Agricultural Research Service

Title: Soil Quality Affected by Method of Farming.

Authors
item Kennedy, Ann
item Schillinger, W - WASHINGTON ST UNIVERSITY
item Stubbs, Tami - WASHINGTON ST UNIVERSITY

Submitted to: Columbia Plateau Wind Erosion Research Reports
Publication Type: Research Notes
Publication Acceptance Date: December 10, 2004
Publication Date: December 30, 2004
Citation: Kennedy, A. C., Schillinger, W.F., Stubbs, T.L. 2004. Soil quality affected by method of farming. In Schillinger, W.F., editor. Northwest Columbia Plateau Wind Erosion/Air Quality Project Research Reports. Washington State University, Pullman, WA. p. 67-74.

Interpretive Summary: No-till and conservation tillage offer potential for improved soil properties, reduced erosion, and increased crop yields. Soil microbiological parameters may be early predictors of soil quality changes. [The previous sentence seems unrelated to the rest of the abstract or I S.] Soil disturbances associated with crop production may lead to a deterioration of soil quality and increase soil loss due to wind and water erosion. Field studies were conducted within long-term experiments using no-till and conservation practices. We evaluated several soil characteristics and monitored changes over time. Lack of severe disturbance due to tillage had a greater positive impact on soil quality than did removal of the surface residue. [Think about the message the previous sentence really conveys.] The change in soil properties with no-till adoption appears to take longer and can be more variable in lower rainfall zones. Changes occurring with microbial communities were measured before changes in organic matter or other chemical or physical parameters. We found that organic matter increased with long-term direct seed. This information will provide growers and scientists with information on soil changes with management.

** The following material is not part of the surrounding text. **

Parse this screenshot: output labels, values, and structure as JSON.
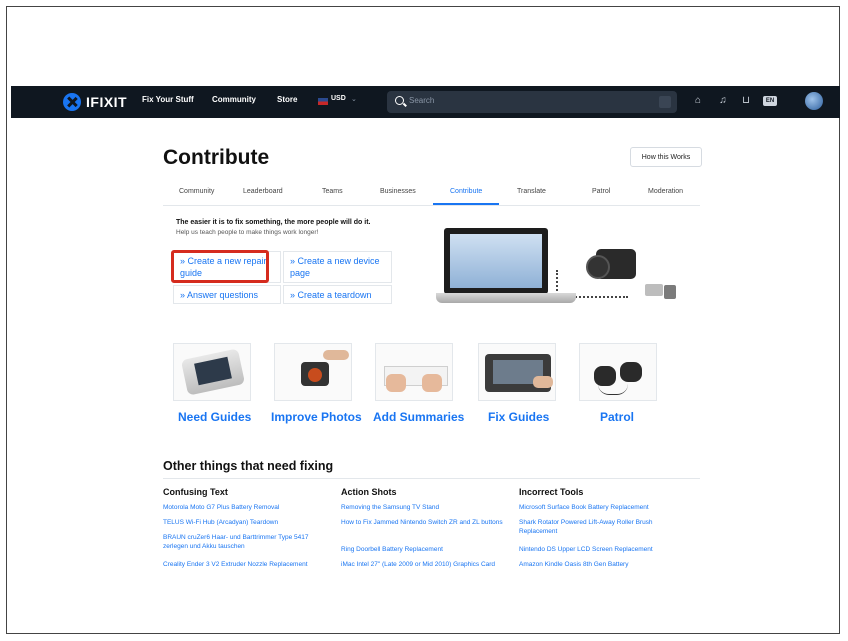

Technical Abstract: No-till and conservation tillage offer potential for improved soil quality, reduced erosion, and equal or increased crop yields. Soil microbiological parameters may be early predictors of soil quality changes. Soil disturbances associated with crop production may lead to a deterioration of soil quality and increase soil loss due to wind and water erosion. The objective of this research was to characterize biological, physical and chemical soil quality parameters and monitor their changes over time in minimum tillage, no-till or direct seed planting systems as affected by soil disturbance, crop species and management systems. Field studies were conducted within long-term experiments using no-till and conservation practices. Soil quality parameters were assessed at these sites. However, lack of severe disturbance due to tillage had a greater positive impact on soil quality than did removal of the surface residue. The change in soil quality parameters as no-till is adopted appears to take longer and can be more variable in lower rainfall zones. Changes occurring with microbial communities were measured before changes in organic matter or other chemical or physical parameters. Most importantly, we found that organic matter increased with long-term direct seed. This information will provide growers and scientists with practical advice on soil quality to aid in the development of successful management practices.